I have two issues while querying Cassandra:
Query 1
> select * from a where author='Amresh' order by tweet_id DESC;
Order by with 2ndary indexes is not supported
What I learned: secondary indexes are made to be used only with a WHERE clause and not ORDER BY? If so, then how can I sort?
Query 2
> select * from a where user_id='xamry' ORDER BY tweet_device DESC;
Order by currently only supports the ordering of columns following their
declared order in the PRIMARY KEY.
What I learned: The ORDER BY column should be in the 2nd place in the primary key, maybe?
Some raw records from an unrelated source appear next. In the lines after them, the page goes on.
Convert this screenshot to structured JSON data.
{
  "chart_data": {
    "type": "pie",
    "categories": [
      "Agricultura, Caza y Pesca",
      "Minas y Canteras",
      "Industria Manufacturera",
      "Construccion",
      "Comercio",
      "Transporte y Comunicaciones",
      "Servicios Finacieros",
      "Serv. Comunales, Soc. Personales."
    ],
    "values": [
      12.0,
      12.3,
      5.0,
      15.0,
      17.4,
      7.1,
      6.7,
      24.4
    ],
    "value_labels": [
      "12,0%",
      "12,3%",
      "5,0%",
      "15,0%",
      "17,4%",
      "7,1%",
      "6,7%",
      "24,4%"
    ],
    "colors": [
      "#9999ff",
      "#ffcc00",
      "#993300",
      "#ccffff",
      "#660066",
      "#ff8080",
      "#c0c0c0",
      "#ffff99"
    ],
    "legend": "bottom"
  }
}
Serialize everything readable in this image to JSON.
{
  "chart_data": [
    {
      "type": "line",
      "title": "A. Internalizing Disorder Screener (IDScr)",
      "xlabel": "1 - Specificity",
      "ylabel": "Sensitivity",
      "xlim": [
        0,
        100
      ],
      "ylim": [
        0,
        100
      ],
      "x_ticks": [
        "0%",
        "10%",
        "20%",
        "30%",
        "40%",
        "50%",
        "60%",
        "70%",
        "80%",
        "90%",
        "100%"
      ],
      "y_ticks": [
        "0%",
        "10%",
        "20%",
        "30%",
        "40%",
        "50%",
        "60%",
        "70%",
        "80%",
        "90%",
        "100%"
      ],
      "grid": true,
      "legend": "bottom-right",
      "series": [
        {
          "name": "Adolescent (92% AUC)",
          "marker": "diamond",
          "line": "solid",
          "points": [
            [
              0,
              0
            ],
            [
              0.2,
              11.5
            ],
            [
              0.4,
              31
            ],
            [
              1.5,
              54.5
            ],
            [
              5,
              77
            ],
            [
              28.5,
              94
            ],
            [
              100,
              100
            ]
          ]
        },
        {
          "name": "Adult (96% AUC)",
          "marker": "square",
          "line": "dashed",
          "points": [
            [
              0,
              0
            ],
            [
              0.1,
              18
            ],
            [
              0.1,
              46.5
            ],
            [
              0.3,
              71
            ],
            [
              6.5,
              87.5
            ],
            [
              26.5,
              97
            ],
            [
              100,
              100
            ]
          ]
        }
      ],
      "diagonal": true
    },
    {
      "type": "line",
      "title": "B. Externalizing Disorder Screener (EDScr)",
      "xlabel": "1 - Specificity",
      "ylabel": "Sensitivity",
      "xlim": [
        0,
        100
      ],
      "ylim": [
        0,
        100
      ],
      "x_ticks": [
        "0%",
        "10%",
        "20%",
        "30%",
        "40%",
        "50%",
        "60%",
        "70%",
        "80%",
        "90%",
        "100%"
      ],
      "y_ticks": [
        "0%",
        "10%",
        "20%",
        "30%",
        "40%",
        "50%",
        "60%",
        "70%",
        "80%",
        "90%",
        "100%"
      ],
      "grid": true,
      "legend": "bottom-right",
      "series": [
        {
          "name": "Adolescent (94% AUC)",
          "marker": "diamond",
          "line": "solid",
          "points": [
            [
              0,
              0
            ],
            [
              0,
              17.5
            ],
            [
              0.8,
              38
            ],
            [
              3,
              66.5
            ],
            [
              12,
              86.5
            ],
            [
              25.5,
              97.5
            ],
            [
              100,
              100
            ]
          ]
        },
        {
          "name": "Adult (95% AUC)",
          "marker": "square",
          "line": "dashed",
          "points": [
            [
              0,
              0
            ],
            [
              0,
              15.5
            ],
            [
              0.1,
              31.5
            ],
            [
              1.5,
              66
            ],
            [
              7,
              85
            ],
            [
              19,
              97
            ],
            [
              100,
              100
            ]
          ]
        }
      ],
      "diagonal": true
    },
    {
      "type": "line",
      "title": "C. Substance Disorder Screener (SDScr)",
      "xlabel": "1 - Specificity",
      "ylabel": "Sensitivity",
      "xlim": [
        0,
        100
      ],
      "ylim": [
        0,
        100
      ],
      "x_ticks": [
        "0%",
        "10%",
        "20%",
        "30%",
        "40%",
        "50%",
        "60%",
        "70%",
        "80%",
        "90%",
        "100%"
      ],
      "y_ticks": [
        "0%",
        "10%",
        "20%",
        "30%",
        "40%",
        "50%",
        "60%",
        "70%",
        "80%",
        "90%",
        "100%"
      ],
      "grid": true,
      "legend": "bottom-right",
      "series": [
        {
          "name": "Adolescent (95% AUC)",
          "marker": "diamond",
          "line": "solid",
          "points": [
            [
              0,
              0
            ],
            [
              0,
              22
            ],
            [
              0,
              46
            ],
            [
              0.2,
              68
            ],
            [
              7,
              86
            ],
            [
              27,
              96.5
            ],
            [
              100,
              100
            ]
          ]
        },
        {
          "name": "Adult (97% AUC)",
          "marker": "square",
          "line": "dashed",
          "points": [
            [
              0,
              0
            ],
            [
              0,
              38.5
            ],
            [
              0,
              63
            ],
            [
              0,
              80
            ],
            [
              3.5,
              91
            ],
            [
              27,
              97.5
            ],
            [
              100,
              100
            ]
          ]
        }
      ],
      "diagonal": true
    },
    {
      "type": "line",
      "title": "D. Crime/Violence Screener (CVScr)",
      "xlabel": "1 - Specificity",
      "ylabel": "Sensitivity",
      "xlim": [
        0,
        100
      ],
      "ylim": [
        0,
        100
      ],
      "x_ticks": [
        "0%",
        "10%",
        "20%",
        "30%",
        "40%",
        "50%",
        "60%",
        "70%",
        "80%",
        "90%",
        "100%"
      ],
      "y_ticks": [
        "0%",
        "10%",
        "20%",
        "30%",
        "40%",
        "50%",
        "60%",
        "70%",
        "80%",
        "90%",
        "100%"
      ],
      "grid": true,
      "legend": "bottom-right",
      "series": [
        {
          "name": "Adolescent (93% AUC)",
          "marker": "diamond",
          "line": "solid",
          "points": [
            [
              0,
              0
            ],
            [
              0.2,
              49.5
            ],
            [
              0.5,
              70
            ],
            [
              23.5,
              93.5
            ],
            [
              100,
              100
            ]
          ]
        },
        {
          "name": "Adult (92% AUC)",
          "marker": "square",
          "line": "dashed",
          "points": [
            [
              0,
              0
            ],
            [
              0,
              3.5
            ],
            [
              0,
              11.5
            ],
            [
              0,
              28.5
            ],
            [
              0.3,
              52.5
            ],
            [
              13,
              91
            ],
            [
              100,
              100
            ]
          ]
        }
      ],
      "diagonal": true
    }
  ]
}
If so, then what if I need to sort by multiple columns?
Table:
CREATE TABLE a(
user_id varchar,
tweet_id varchar,
tweet_device varchar,
author varchar,
body varchar,
PRIMARY KEY(user_id,tweet_id,tweet_device)
);
INSERT INTO a (user_id, tweet_id, tweet_device, author, body)
VALUES ('xamry', 't1', 'web', 'Amresh', 'Here is my first tweet');
INSERT INTO a (user_id, tweet_id, tweet_device, author, body)
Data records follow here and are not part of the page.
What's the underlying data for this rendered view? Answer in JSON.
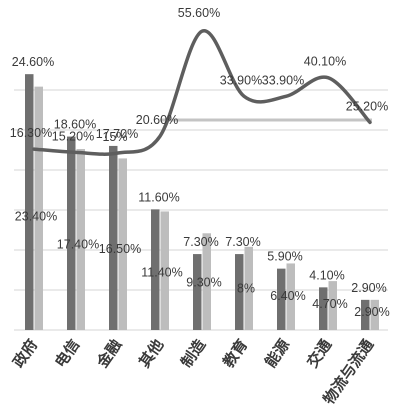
{
  "chart_data": {
    "type": "bar",
    "categories": [
      "政府",
      "电信",
      "金融",
      "其他",
      "制造",
      "教育",
      "能源",
      "交通",
      "物流与流通"
    ],
    "series": [
      {
        "values": [
          24.6,
          18.6,
          17.7,
          11.6,
          7.3,
          7.3,
          5.9,
          4.1,
          2.9
        ],
        "labels": [
          "24.60%",
          "18.60%",
          "17.70%",
          "11.60%",
          "7.30%",
          "7.30%",
          "5.90%",
          "4.10%",
          "2.90%"
        ]
      },
      {
        "values": [
          23.4,
          17.4,
          16.5,
          11.4,
          9.3,
          8.0,
          6.4,
          4.7,
          2.9
        ],
        "labels": [
          "23.40%",
          "17.40%",
          "16.50%",
          "11.40%",
          "9.30%",
          "8%",
          "6.40%",
          "4.70%",
          "2.90%"
        ]
      }
    ],
    "line": {
      "values": [
        16.3,
        15.2,
        15.0,
        20.6,
        55.6,
        33.9,
        33.9,
        40.1,
        25.2
      ],
      "labels": [
        "16.30%",
        "15.20%",
        "15%",
        "20.60%",
        "55.60%",
        "33.90%",
        "33.90%",
        "40.10%",
        "25.20%"
      ]
    },
    "grid": true,
    "legend": "none",
    "colors": {
      "series1": "#6f6f6f",
      "series2": "#bdbdbd",
      "line": "#5e5e5e",
      "refline": "#c4c4c4",
      "grid": "#d4d4d4"
    }
  }
}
VALUES ('xamry', 't2', 'sms', 'Saurabh', 'Howz life Xamry');
INSERT INTO a (user_id, tweet_id, tweet_device, author, body)
VALUES ('mevivs', 't1', 'iPad', 'Kuldeep', 'You der?');
INSERT INTO a (user_id, tweet_id, tweet_device, author, body)
VALUES ('mevivs', 't2', 'mobile', 'Vivek', 'Yep, I suppose');
Create index user_index on a(author);
To answer your questions, let's focus on your choice of primary key for this table:
PRIMARY KEY(user_id,tweet_id,tweet_device)
As written, the user_id will be used as the partition key, which distributes your data around the cluster but also keeps all of the data for the same user ID on the same node. Within a single partition, unique rows are identified by the pair (tweet_id, tweet_device) and those rows will be automatically ordered by tweet_id because it is the second column listed in the primary key. (Or put another way, the first column in the PK that is not a part of the partition key determines the sort order of the partition.)
Query 1
The WHERE clause is author='Amresh'. Note that this clause does not involve any of the columns listed in the primary key; instead, it is filtering using a secondary index on author. Since the WHERE clause does not specify an exact value for the partition key column (user_id) using the index involves scanning all cluster nodes for possible matches. Results cannot be sorted when they come from more than one replica (node) because that would require holding the entire result set on the coordinator node before it could return any results to the client. The coordinator can't know what is the real "first" result row until it has confirmed that it has received and sorted every possible matching row.
If you need the information for a specific author name, separate from user ID, and sorted by tweet ID, then consider storing the data again in a different table. The data design philosophy with Cassandra is to store the data in the format you need when reading it and to actually denormalize (store redundant information) as necessary. This is because in Cassandra, writes are cheap (though it places the burden of managing multiple copies of the same logical data on the application developer).
Query 2
Here, the WHERE clause is user_id = 'xamry' which happens to be the partition key for this table. The good news is that this will go directly to the replica(s) holding this partition and not bother asking the other nodes. However, you cannot ORDER BY tweet_device because of what I explained at the top of this answer. Cassandra stores rows (within a single partition) sorted by a single column, generally the second column in the primary key. In your case, you can access data for user_id = 'xamry' ORDER BY tweet_id but not ordered by tweet_device. The answer, if you really need the data sorted by device, is the same as for Query 1: store it in a table where that is the second column in the primary key.
If, when looking up the tweets by user_id you only ever need them sorted by device, simply flip the order of the last two columns in your primary key. If you need to be able to sort either way, store the data twice in two different tables.
The Cassandra storage engine does not offer multi-column sorting other than the order of columns listed in your primary key.